Études, nov 2005 – Françoise Le Corre


Un mélange de peur et de ravissement : c’est le souvenir que garde Raphaël de sa rencontre avec les jumeaux, Camille et Léo, enfants gracieux, pas du tout agressifs, déjà profondément troublants, « une telle solitude, chacun, et pourtant un tel compagnonnage. » Inséparables, si semblables qu’on peine à les reconnaître. Qui est le garçon, qui la fille ? Ils avaient six ans alors, Raphaël neuf. De ce trouble, durant vingt ans, il ne sortira pas, aspiré dans ce cocon gémellaire comme le troisième qui manque, le substitut de celui qui avait été conçu en même temps que les jumeaux, étouffé, dévoré par eux, comme devaient le révéler les images de la science…

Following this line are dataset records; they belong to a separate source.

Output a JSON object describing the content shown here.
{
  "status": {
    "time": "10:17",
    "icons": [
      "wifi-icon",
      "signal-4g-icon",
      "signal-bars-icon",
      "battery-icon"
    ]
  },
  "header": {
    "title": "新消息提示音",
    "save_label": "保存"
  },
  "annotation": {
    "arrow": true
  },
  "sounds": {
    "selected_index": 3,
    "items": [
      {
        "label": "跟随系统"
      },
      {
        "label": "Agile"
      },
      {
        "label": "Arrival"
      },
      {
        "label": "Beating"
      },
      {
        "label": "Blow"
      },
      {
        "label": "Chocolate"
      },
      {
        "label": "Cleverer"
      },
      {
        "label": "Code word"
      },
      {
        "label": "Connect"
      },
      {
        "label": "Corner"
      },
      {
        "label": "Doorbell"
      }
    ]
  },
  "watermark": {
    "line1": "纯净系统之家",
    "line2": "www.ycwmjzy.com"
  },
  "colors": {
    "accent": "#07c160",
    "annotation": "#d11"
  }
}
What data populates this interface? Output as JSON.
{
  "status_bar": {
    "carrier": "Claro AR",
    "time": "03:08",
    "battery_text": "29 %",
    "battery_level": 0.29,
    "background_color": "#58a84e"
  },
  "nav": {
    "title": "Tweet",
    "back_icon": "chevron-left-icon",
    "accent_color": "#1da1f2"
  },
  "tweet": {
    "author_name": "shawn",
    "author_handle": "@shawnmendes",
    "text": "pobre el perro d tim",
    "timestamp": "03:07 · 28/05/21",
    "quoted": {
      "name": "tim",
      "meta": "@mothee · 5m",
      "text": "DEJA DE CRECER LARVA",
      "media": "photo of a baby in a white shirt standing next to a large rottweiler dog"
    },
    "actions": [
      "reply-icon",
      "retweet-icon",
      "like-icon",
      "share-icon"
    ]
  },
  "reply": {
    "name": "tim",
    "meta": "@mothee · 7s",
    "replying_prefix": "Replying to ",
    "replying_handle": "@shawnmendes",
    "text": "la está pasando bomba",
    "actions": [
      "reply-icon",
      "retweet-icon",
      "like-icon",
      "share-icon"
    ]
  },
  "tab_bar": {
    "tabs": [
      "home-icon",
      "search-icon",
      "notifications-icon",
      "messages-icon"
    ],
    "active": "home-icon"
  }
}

Il y a bien l’amitié de Paul, dont il apprécie la simplicité, les filles rencontrées à l’adolescence, mais rien, jusqu’au drame, ne le guérira de ses tourmenteurs au regard clair, si clair que, le coeur chavire autant qu’il se révolte. Et il faut bien retourner aux premiers instants pour les voir tous les trois ensuite, scellés dans une impossibilité à vivre et à aimer, condamnés aux détours tragiques que l’on ne peut éviter quand l’amour et la sexualité, disjoints, s’exaspèrent et désespèrent. Parler d’innocence et de perversité, c’est encore décrire de l’extérieur.

C’est justement pour sortir de tous les raccourcis que Raphaël s’attache au labeur de l’écriture. Ce qu’il dit alors, ce ne sera pas ce qu’il a répondu à madame la juge, lors du procès. C’est autre chose aussi que ce qu’il a dit à son psychanalyste. C’est en arrière, infiniment plus puissant et plus subtil à la fois :  « Une phrase qui semble venir d’ailleurs, qui s’énonce toute seule dans ta tête, avec un rythme qui te surprend toi-même et qui semble porter une expérience bien plus vaste que la tienne. »

Vertigineuse écriture que celle de Pierrette Fleutiaux, qui accule le lecteur au procès et à l’explication psychanalytique comme nécessaires, avant de le pousser à les récuser, comme insuffisants. Pour laisser libres les vibrations infinies du vivant.

Françoise Le Corre, Études (novembre 2005).